SEJARAH SINGKAT BERDIRINYA PONPES AL-HIKAMUSSALAFIYAH, CIPULUS PURWAKARTA


 Pesantren Cipulus pertama berdirinya pada tahun 1840, didirikan oleh K.H Ahmad bin Nurqoyyim bin Marodiwangsa, keturunan pembesar pengikutnya Sultan Agung. K.H Ahmad akrab dengan panggilan ajengan Memed, Ia santri Kesayangan Maulana syaikh Yusuf (Purwakarta), ulama dan Pahlawan besar di Jawa Barat pada awal abad ke-19.
     Ajengan Memed merupakan santri tang rajin, memiliki jiwa kepemimpinan yang tinggi, sehingga ia dapat dengan mudah menyerap ilmu-ilmu yang diberikan oleh gurunya, baik ilmu agama maupun ilmu strategi perang dan ilmu-ilmu lainnya yang dibutuhkan di masa itu.
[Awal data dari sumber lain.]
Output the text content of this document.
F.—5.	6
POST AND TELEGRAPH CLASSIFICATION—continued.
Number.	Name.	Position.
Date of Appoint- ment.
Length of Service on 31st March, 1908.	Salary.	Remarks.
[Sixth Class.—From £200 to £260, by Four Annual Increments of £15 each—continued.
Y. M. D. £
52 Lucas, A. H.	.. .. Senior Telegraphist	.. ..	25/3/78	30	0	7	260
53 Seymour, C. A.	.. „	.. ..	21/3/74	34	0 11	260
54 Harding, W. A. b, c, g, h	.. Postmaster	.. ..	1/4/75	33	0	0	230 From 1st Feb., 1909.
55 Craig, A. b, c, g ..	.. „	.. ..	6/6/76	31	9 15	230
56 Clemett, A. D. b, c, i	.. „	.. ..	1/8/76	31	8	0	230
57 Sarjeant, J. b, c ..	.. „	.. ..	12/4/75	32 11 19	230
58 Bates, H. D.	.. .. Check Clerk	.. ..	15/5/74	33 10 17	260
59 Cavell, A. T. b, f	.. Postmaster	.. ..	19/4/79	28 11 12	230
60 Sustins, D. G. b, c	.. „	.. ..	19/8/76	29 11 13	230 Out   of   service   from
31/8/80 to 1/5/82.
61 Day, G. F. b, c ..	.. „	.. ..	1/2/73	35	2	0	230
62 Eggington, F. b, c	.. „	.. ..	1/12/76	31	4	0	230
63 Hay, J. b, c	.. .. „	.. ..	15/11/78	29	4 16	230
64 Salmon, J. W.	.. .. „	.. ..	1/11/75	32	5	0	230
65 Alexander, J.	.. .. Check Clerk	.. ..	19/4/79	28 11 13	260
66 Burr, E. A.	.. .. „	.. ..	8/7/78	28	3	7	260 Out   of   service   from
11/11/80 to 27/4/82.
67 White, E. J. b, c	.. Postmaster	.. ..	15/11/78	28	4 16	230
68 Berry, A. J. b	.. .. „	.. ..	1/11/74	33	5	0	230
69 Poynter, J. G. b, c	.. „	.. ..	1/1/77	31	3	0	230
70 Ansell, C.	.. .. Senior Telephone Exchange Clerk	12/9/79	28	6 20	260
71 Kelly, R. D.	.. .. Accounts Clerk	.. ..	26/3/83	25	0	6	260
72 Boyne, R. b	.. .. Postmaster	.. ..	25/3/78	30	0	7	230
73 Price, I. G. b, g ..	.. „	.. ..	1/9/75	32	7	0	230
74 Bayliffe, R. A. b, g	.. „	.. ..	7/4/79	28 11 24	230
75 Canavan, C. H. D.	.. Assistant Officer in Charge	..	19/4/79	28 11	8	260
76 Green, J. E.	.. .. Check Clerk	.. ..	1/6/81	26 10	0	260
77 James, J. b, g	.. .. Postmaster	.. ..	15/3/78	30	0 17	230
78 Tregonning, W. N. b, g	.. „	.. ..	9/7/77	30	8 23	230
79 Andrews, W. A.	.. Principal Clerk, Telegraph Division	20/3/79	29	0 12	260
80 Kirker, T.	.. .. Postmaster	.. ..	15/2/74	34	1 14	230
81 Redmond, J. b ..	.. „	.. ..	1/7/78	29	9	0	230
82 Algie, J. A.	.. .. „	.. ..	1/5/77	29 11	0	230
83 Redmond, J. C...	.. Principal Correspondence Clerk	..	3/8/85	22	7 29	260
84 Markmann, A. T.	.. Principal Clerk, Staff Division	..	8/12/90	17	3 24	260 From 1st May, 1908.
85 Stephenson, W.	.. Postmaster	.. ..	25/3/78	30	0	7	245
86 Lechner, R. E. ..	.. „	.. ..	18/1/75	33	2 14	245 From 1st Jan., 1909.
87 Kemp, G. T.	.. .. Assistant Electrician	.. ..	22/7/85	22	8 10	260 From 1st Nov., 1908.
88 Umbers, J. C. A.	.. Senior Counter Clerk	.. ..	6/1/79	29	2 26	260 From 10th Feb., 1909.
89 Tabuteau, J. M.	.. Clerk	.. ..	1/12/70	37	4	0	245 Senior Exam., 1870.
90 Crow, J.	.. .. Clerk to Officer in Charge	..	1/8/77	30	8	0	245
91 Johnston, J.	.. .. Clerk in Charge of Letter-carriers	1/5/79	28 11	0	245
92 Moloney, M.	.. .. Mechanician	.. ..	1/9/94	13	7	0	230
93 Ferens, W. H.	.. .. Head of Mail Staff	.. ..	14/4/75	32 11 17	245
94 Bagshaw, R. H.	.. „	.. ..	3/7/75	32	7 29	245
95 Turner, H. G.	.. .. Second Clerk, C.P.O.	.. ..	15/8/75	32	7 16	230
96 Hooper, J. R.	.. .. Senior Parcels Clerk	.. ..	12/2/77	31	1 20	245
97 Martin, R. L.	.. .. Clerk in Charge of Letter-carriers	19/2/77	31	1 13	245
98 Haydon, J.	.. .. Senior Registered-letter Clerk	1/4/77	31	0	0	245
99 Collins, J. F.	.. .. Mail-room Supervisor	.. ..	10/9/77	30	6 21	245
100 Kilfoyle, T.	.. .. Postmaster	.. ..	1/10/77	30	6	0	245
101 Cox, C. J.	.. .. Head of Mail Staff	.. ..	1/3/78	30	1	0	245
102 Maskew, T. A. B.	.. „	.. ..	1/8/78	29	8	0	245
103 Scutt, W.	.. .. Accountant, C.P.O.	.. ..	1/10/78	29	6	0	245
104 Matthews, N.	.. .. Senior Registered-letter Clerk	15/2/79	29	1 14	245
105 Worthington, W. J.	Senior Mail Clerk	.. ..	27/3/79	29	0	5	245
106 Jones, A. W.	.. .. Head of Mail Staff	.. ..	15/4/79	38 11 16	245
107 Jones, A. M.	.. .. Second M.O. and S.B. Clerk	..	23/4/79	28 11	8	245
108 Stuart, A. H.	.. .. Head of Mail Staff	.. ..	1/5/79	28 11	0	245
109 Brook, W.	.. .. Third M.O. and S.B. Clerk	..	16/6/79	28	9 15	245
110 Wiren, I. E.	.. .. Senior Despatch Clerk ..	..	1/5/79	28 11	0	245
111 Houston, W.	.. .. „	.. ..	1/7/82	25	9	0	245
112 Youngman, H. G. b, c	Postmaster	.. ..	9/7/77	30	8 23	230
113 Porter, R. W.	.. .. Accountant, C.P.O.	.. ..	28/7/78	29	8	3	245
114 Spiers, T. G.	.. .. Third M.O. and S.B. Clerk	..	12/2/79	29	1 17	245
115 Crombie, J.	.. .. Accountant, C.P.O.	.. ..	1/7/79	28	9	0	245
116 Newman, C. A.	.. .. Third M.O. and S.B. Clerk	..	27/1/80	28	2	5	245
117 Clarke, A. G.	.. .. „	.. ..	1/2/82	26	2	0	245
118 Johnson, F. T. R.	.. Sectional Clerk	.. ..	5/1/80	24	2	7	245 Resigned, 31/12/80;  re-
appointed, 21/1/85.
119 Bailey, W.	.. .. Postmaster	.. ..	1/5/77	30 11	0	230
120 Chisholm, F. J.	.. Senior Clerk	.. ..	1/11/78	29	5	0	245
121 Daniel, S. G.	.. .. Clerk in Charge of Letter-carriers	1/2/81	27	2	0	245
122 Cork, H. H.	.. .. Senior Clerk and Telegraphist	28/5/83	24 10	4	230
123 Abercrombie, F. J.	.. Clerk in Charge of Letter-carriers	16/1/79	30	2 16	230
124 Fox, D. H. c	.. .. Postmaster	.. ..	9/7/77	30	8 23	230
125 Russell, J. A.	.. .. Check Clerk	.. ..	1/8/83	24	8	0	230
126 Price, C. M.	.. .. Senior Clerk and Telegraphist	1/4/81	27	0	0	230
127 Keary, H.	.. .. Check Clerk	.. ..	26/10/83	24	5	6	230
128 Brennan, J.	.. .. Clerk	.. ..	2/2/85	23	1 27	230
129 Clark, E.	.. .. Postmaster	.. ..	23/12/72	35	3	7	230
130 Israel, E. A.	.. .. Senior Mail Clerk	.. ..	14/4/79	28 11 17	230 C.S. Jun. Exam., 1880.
Ketika Belanda gencar melakukan tekanan terhadap bangsa Indonesia, ia bertekad mendirikan sebuah pesantren. Tujuannya menghimpun para santri untuk menyebarkan Agama Islam dan membantu meraih kemerdekaan.
     Dengan bekal ilmu yang ia miliki,  pada tahun 1840 didirikanlah sebuah pesantren yang sederhana di wilayah bekas Ibu kota Karawang, di Kecamatan Wanayasa Kabupaten Purwakarta. Pada waktu itu, yang menjadi Bupatinya adalah R. Surianata Kusumah atau yang dikenal dengan sebutan Kanjeng Dalem Santri (1812-1830)
     Kemudian Ibu Kota Karawang dipindahkan ke Sindangkasih Purwakarta. Menurut satu keterangan dari seseorang asal Jawa Timur yang pernah datang ke Ajengan Memed pada tahun 1850. Menurutnya,  Marodiwangsa itu masih ada hubungan silsilah dengan Antawirya atau Pangeran Diponegoro.
     Diponegoro wafat pada tanggal 8 Januari 1855 di Ujung Pandang Makassar,  Sulawesi yang di buang oleh pemerintahan Belanda.
     Pesantren tersebut di pimpin langsung oleh Ajengan Memed hingga akhir hayatnya pada tahun 1870. Setelah ia wafat pesantren ini diteruskan oleh:
1. K.H Nasir (1870-1900) (Putra Mama Memed)
2. K.H M. Arif (1900-1920)
3. Kyai Syu'eb (1920-1937) (Menantu Mama Arif)
4. K.H Masduki (1937-1942)
5. K.H Zaenal Abidin (1942-1957) (Pamannya Mama Izzudin)
     Pada tahun 1957, Pesantren ini sempat bubar karena adanya gangguan keamanan, pengacauan DI/TII sedang berkecamuk sehingga K.H Zainal Abidin yang memimpin pesantren di masa itu menganggap perlu mengamankan diri demi menyelamatkan keberadaan pesantren dan para santrinya. Ada yang ikut mengungsi dengan gurunya dan ada pula yang ikit dengan saudara-saudaranya di kota lain yang dianggap aman.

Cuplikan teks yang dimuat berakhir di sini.